Unexpected behavior when matching field names using character that also matches the table name?

9 views
Skip to first unread message

Daniel Einspanjer

unread,
Jan 3, 2017, 11:10:36 AM1/3/17
to jOOQ User Group
I have a DB with some tables that have unusual name casing.  In many cases, the names look great for using AS_IS such as "AddedTimestamp" or "HostName", but the schema designers decided that anything in the set of tables related to the object system should be named "objSystem*".  So there is a table named "objSystem" as well as "objSystemCategory", and in the "objSystem" table, there is a field called "objSystemCategory_Id".

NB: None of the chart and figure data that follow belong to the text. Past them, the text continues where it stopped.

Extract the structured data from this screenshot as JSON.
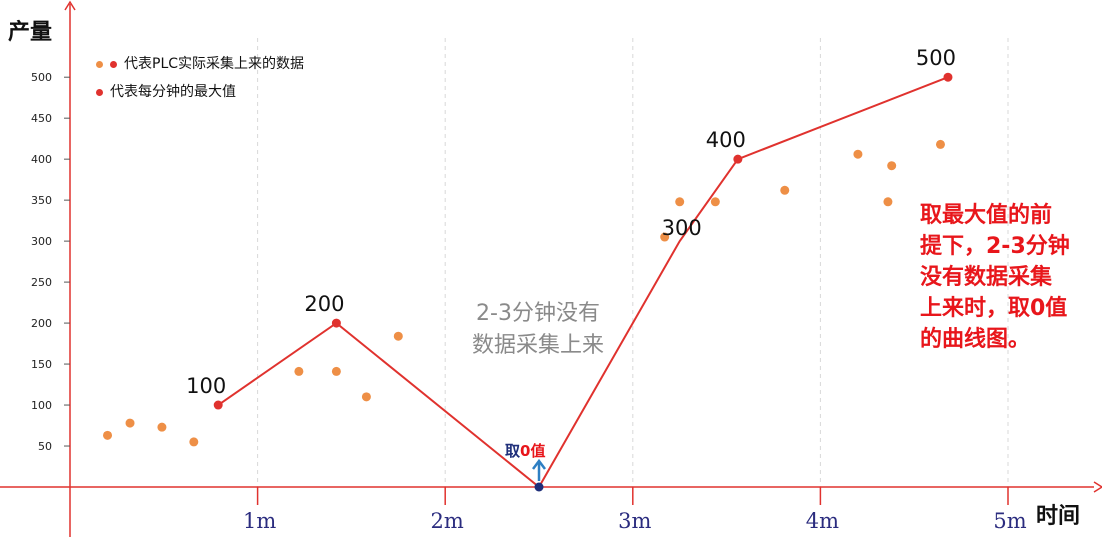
{
  "axes": {
    "y_title": "产量",
    "x_title": "时间"
  },
  "legend": {
    "item1": "代表PLC实际采集上来的数据",
    "item2": "代表每分钟的最大值"
  },
  "annotations": {
    "middle_note": [
      "2-3分钟没有",
      "数据采集上来"
    ],
    "right_note": [
      "取最大值的前",
      "提下，2-3分钟",
      "没有数据采集",
      "上来时，取0值",
      "的曲线图。"
    ],
    "zero_note_part1": "取",
    "zero_note_part2": "0值"
  },
  "colors": {
    "line": "#e0322e",
    "max_point": "#e0322e",
    "raw_point": "#ee8f46",
    "zero_point": "#1f2f7a",
    "arrow": "#2e7fc3",
    "axis": "#e0322e",
    "x_tick_label": "#2b2c7f",
    "grid": "#d8d8d8"
  },
  "chart_data": {
    "type": "scatter",
    "xlabel": "时间",
    "ylabel": "产量",
    "xlim": [
      0,
      5.35
    ],
    "ylim": [
      0,
      500
    ],
    "x_ticks": [
      {
        "value": 1,
        "label": "1m"
      },
      {
        "value": 2,
        "label": "2m"
      },
      {
        "value": 3,
        "label": "3m"
      },
      {
        "value": 4,
        "label": "4m"
      },
      {
        "value": 5,
        "label": "5m"
      }
    ],
    "y_ticks": [
      50,
      100,
      150,
      200,
      250,
      300,
      350,
      400,
      450,
      500
    ],
    "grid_vertical": true,
    "series": [
      {
        "name": "代表PLC实际采集上来的数据",
        "kind": "scatter",
        "points": [
          {
            "x": 0.2,
            "y": 63
          },
          {
            "x": 0.32,
            "y": 78
          },
          {
            "x": 0.49,
            "y": 73
          },
          {
            "x": 0.66,
            "y": 55
          },
          {
            "x": 1.22,
            "y": 141
          },
          {
            "x": 1.42,
            "y": 141
          },
          {
            "x": 1.58,
            "y": 110
          },
          {
            "x": 1.75,
            "y": 184
          },
          {
            "x": 3.17,
            "y": 305
          },
          {
            "x": 3.25,
            "y": 348
          },
          {
            "x": 3.44,
            "y": 348
          },
          {
            "x": 3.81,
            "y": 362
          },
          {
            "x": 4.2,
            "y": 406
          },
          {
            "x": 4.36,
            "y": 348
          },
          {
            "x": 4.38,
            "y": 392
          },
          {
            "x": 4.64,
            "y": 418
          }
        ]
      },
      {
        "name": "代表每分钟的最大值",
        "kind": "line",
        "points": [
          {
            "x": 0.79,
            "y": 100,
            "label": "100"
          },
          {
            "x": 1.42,
            "y": 200,
            "label": "200"
          },
          {
            "x": 2.5,
            "y": 0,
            "label": ""
          },
          {
            "x": 3.25,
            "y": 300,
            "label": "300",
            "no_marker": true
          },
          {
            "x": 3.56,
            "y": 400,
            "label": "400"
          },
          {
            "x": 4.68,
            "y": 500,
            "label": "500"
          }
        ]
      }
    ]
  }
}
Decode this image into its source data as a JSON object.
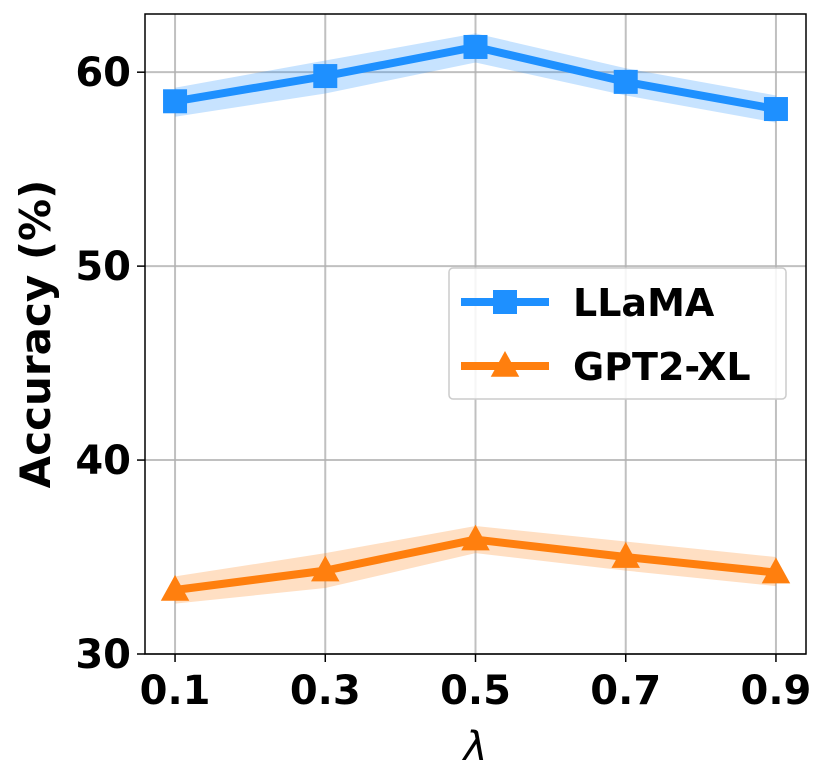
{
  "chart_data": {
    "type": "line",
    "x": [
      0.1,
      0.3,
      0.5,
      0.7,
      0.9
    ],
    "x_tick_labels": [
      "0.1",
      "0.3",
      "0.5",
      "0.7",
      "0.9"
    ],
    "y_ticks": [
      30,
      40,
      50,
      60
    ],
    "y_tick_labels": [
      "30",
      "40",
      "50",
      "60"
    ],
    "xlabel": "λ",
    "ylabel": "Accuracy (%)",
    "xlim": [
      0.06,
      0.94
    ],
    "ylim": [
      30,
      63
    ],
    "grid": true,
    "legend_position": "center-right",
    "series": [
      {
        "name": "LLaMA",
        "values": [
          58.5,
          59.8,
          61.3,
          59.5,
          58.1
        ],
        "lower": [
          57.7,
          58.9,
          60.5,
          58.8,
          57.4
        ],
        "upper": [
          59.2,
          60.6,
          62.0,
          60.2,
          58.8
        ],
        "marker": "square",
        "color": "#1E90FF"
      },
      {
        "name": "GPT2-XL",
        "values": [
          33.3,
          34.3,
          35.9,
          35.0,
          34.2
        ],
        "lower": [
          32.6,
          33.4,
          35.2,
          34.3,
          33.5
        ],
        "upper": [
          34.0,
          35.2,
          36.6,
          35.8,
          35.0
        ],
        "marker": "triangle",
        "color": "#FF7F0E"
      }
    ]
  }
}
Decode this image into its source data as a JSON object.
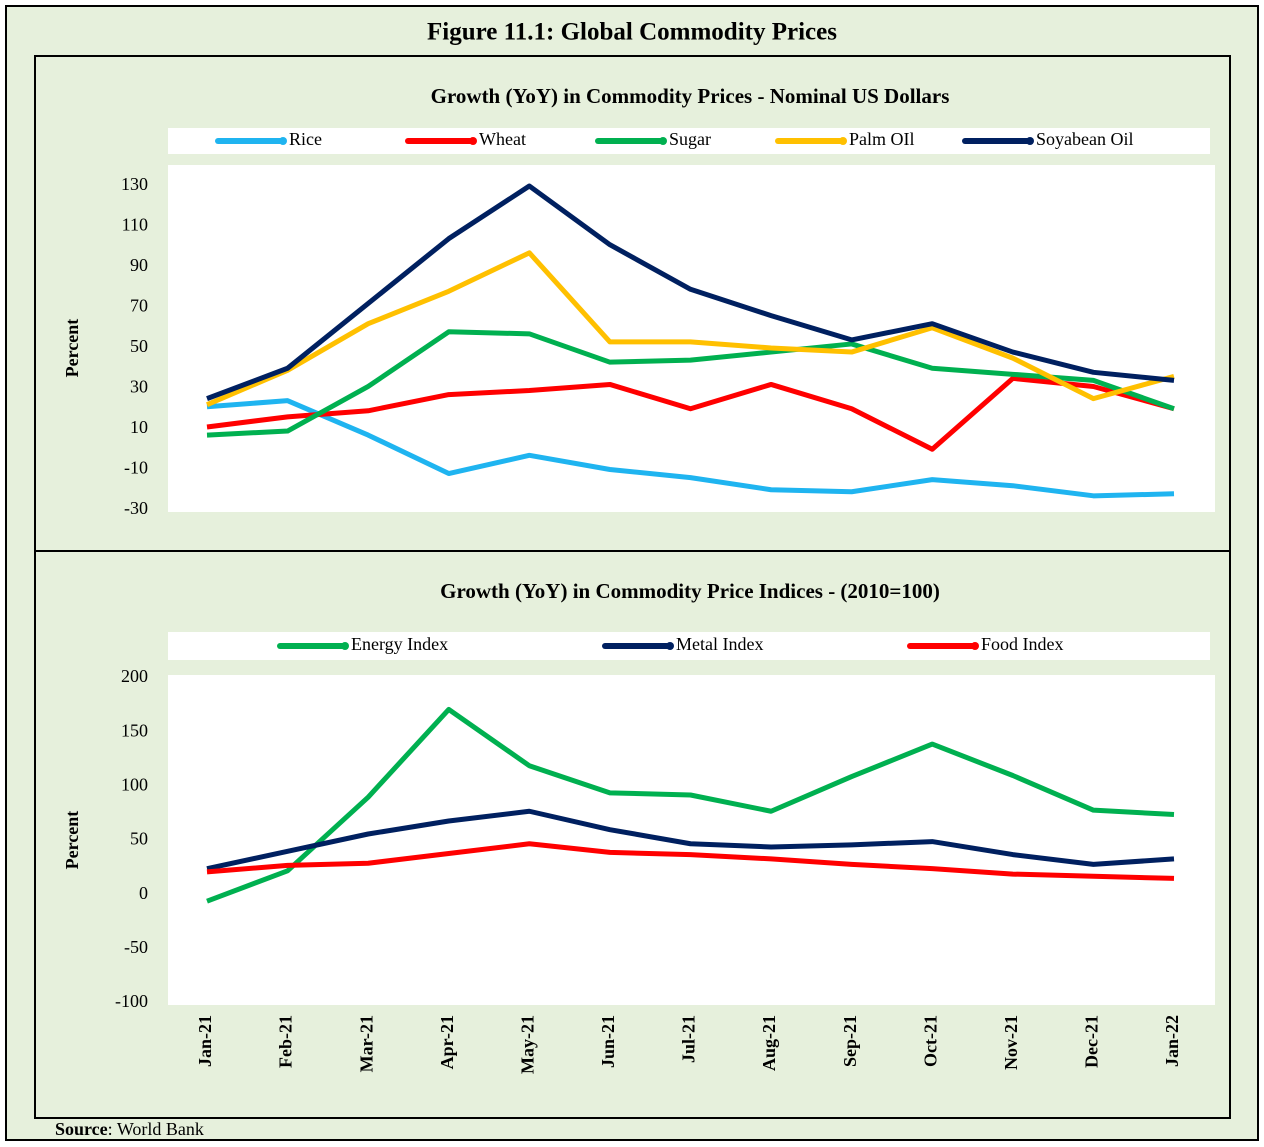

I started with a field mapping like this:
<field>
<expression>^(.*)$</expression>
<fieldMember>
<transform>LOWER</transform>
</fieldMember>
<fieldSetter>
<transform>AS_IS</transform>
<expression>set$1</expression>
</fieldSetter>
<fieldGetter>
<transform>AS_IS</transform>
<expression>get$1</expression>
</fieldGetter>
</field>

It works well for all the easy cases, but it ended up with getters and setters like "getobjSystemCategory_Id".

I tried to fix that by adding a special case for fields that start with a lower case o:
<field>
<expression>^o(.*)$</expression>
<fieldMember>
<transform>LOWER</transform>
</fieldMember>
<fieldSetter>
<transform>AS_IS</transform>
<expression>setO$1</expression>
</fieldSetter>
<fieldGetter>
<transform>AS_IS</transform>
<expression>getO$1</expression>
</fieldGetter>
</field>

But something odd happened here.  Suddenly all my members and accessors had the prefix "objsystem_".  For example, "objsystem_HostName", "getObjsystem_HostName", and "setObjsystem_objSystemCategory_Id".

It seems that if the first part of the expression explicitly matches the table name, then the table name is part of the capture, but if the expression doesn't explicitly match, the table name is omitted?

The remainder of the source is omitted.